Five-suit bridge
- Type: Trick-taking game
- Players: 4
- Skills: Memory, tactics, probability, communication
- Cards: 65
- Deck: French deck (expanded)
- Rank (high→low): A K Q J 10 9 8 7 6 5 4 3 2
- Play: Clockwise
- Chance: Very Low

Related games
- Contract bridge, auction bridge, whist

= Five-suit bridge =

Late 1930s variation of contract bridge

Five-suit bridge is a late 1930s variation of contract bridge played with a deck of 65 playing cards divided into five suits.

==History==
In the summer of 1937 in Vienna, Walter W. Marseille, with the help of Paul Stern, published rules for five-suit bridge which included a fifth suit of green Leaves , taken from German-suited William Tell cards. Printed by the local firm Piatnik, the court cards were adapted from the diamond suit of the Vienna pattern. This set off a fad for five-suited decks which would last until the middle of 1938.

De La Rue of London published packs called Five-Suit Bridge Playing Cards. This deck contained cards using blue crowns called Royals as a fifth suit. In the new suit, the court cards used the Paris pattern's heart suit designs. Waddingtons' print was like De La Rue's with the exception of more detailed Royal crown pips. They also published several decks that used green crowns but the face cards for that suit were a duplicate of other English pattern suits. Due to unpopularity, they were withdrawn in 1939. The decks became available at Selfridges department stores on 21 February 1938. Three days later, the purchase of a pair of decks by King George VI and Queen Elizabeth at the British Industries Fair (ran from 21 February to 4 March) elevated the profile of this game. These packs arrived in the US on 7 March 1938.

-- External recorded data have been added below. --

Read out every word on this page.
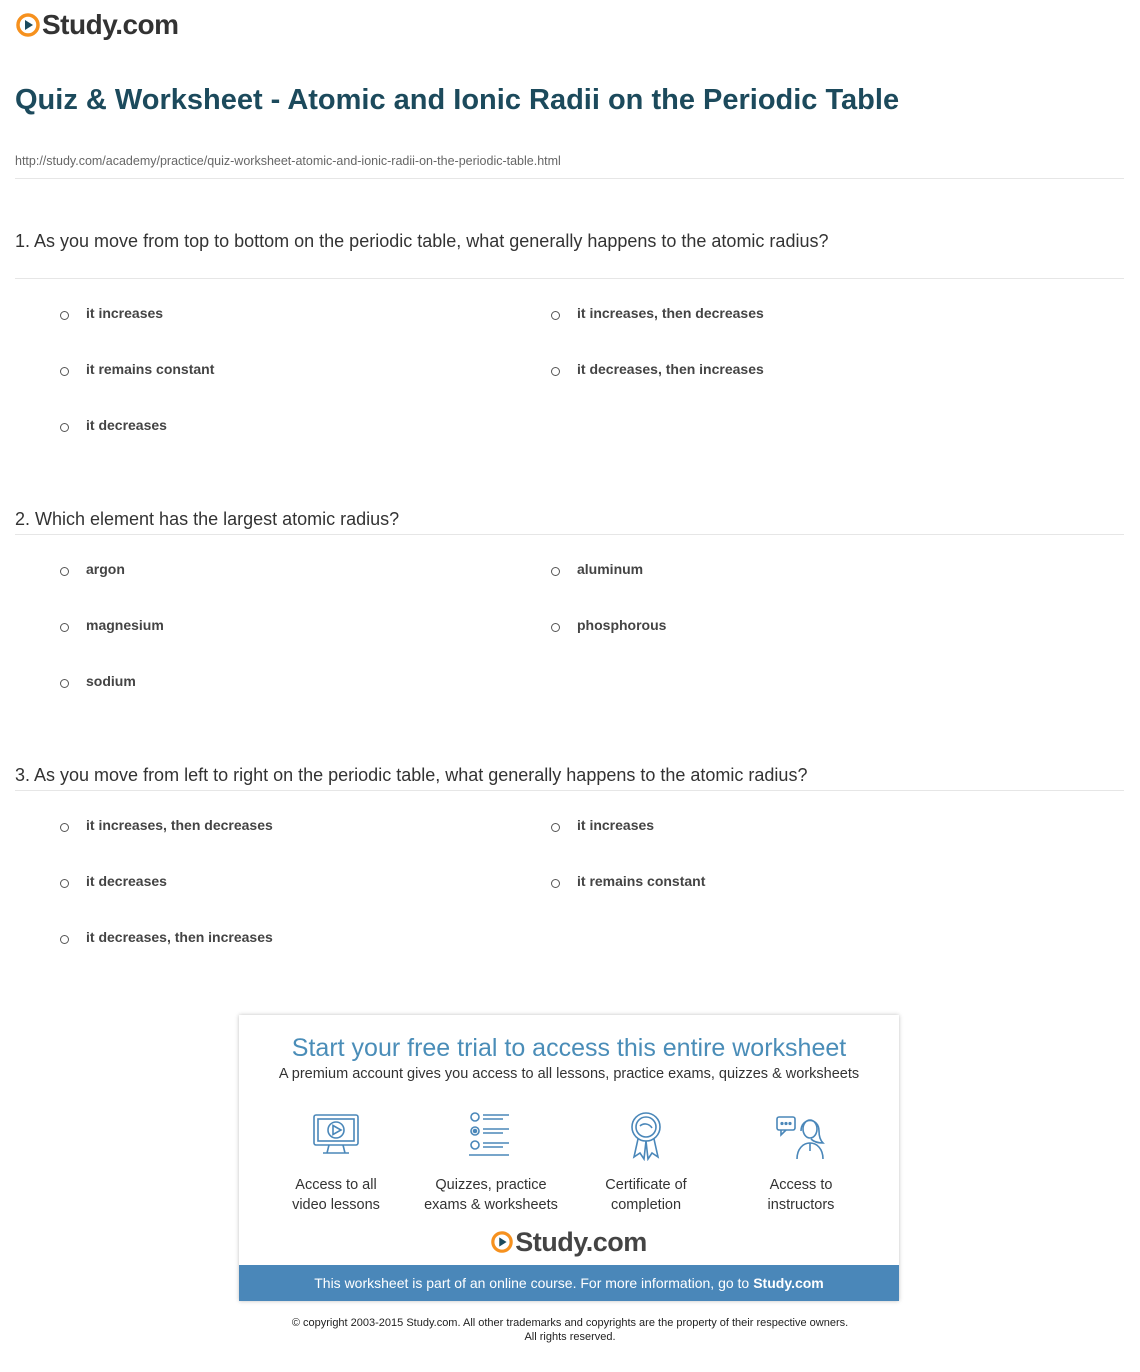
Study.com
Quiz & Worksheet - Atomic and Ionic Radii on the Periodic Table
http://study.com/academy/practice/quiz-worksheet-atomic-and-ionic-radii-on-the-periodic-table.html
1. As you move from top to bottom on the periodic table, what generally happens to the atomic radius?
it increases	it increases, then decreases
it remains constant	it decreases, then increases
it decreases
2. Which element has the largest atomic radius?
argon	aluminum
magnesium	phosphorous
sodium
3. As you move from left to right on the periodic table, what generally happens to the atomic radius?
it increases, then decreases	it increases
it decreases	it remains constant
it decreases, then increases
Start your free trial to access this entire worksheet
A premium account gives you access to all lessons, practice exams, quizzes & worksheets
Access to all
video lessons
Quizzes, practice
exams & worksheets
Certificate of
completion
Access to
instructors
Study.com
This worksheet is part of an online course. For more information, go to Study.com
© copyright 2003-2015 Study.com. All other trademarks and copyrights are the property of their respective owners.
All rights reserved.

American manufacturers responded with a green Eagle as the fifth suit to avoid paying royalties as the Royals were copyrighted. The deck published by United States Playing Card Company (USPCC) had a green Eagle and the pips in the corner index were inside green circles. A second deck was by Russell Playing Cards (owned by the USPCC) used the same Eagle but in a darker shade and the pips in the corner index were devoid of the circle. These two decks reused the club courts for the new suit. A third deck was made by Arrco which had a different Eagle and reused the spade courts. At least six bridge books were subsequently published to support playing bridge with rules for this fifth suit by authors such as Oswald Jacoby, P. Hal Sims and Howard Schenken. It is more than likely the book that Arrco published was for their own deck. The title of a 1952 science-fiction novel by James Blish, Jack of Eagles, refers to the psychic protagonist's uniqueness.

Also in 1938, Parker Brothers created a five-suit bridge deck called Castle Bridge, in which the fifth suit of Castles looked like a Rook chess piece and was colored green. This pack reused the diamond courts for the new suit. The manual that came with this deck did not use Marseille's rules but Ammiel F. Decker's 1933 rules.

Ultimately, the complexity of adding a new suit to the game led to it falling out of popularity by the summer of 1938.

==Rules==
The rules are similar to regular contract bridge but the new fifth suit is ranked higher than spades but lower than no trump in bidding. Decks usually came with one joker but this is discarded before play as it is not used. The original Piatnik deck did not have a joker but a manufacturer's name card. Sixteen cards are dealt to each player with the remaining 65th card (the widow or kitty) being dealt face up on the middle of the table. This card would go to whoever made the highest bid, who would then discard a card that must be exposed.